Paris, France – Les résultat de l’enquête FLAHS (French League Against Hypertension Survey) cuvée 2014, viennent d’être présentés en conférence de presse par le CFLHTA (Comité Français de Lutte contre l’HTA).
Deux résultats ressortent. Premièrement, le taux de sujets hypertendus contrôlés par leur traitement reste inférieur à l’objectif des 70%, que le CFLHTA voudrait atteindre en 2015.
Deuxièmement, l’enquête, qui cette année, était accompagné d’un questionnaire sur les capacités mnésiques, fait ressortir une proportion de 11% de personnes âgées de 55 à 74 ans présentant une plainte qui justifierait un bilan.

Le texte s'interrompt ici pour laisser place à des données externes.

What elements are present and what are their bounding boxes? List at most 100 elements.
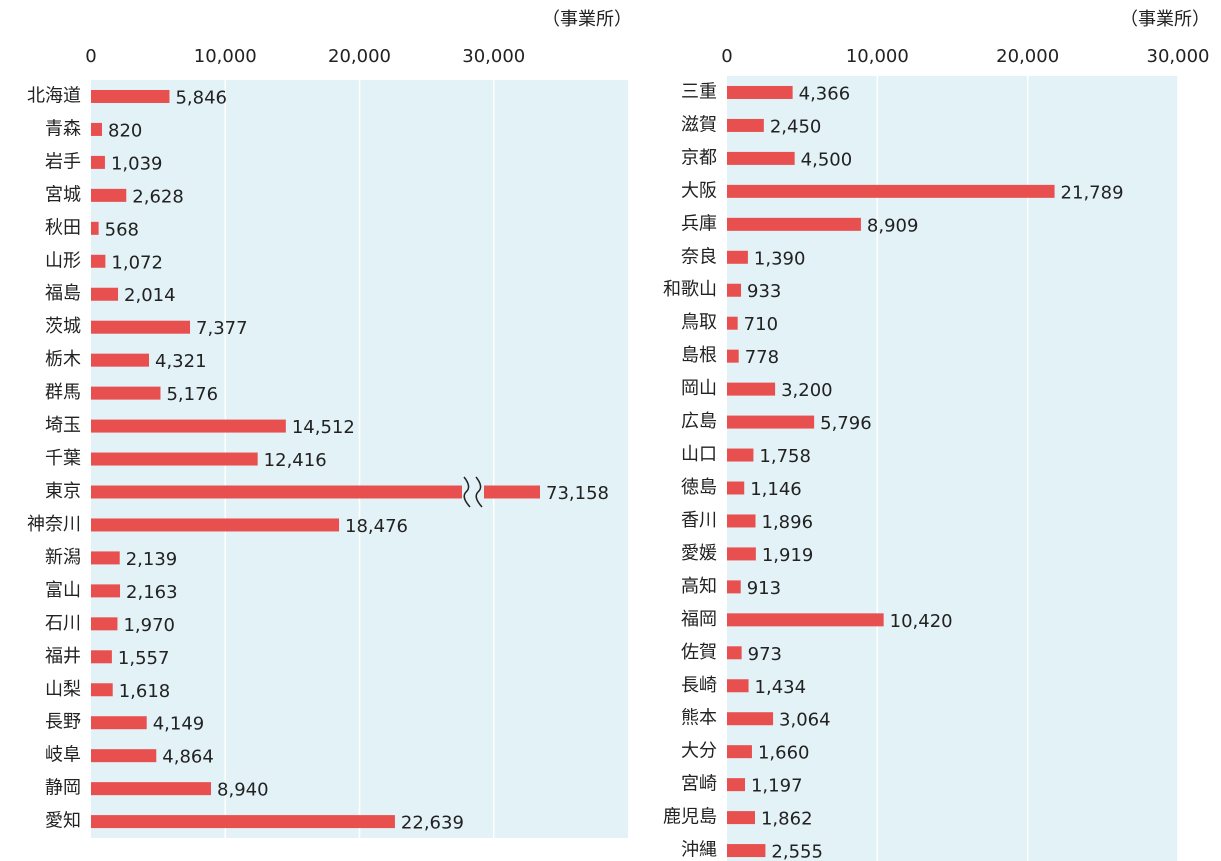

Comme il se doit, le message du CFLHTA est que la fréquence des troubles mnésiques est plus importante en cas d’HTA non contrôlée, et que la prise en charge de l’HTA est donc une composante de la prévention globale vis-à-vis des démences des personnes âgées.
Instantané dans la vraie vie
L’enquête FLAHS 2014 a été menée en octobre 2014 par Kantar Health, à la demande du CFLHTA, auprès d’un échantillon de de 3562 personnes âgées de 35 ans et plus, résidant en France métropolitaine. La méthode est celle du questionnaire auto-administré (4 pages).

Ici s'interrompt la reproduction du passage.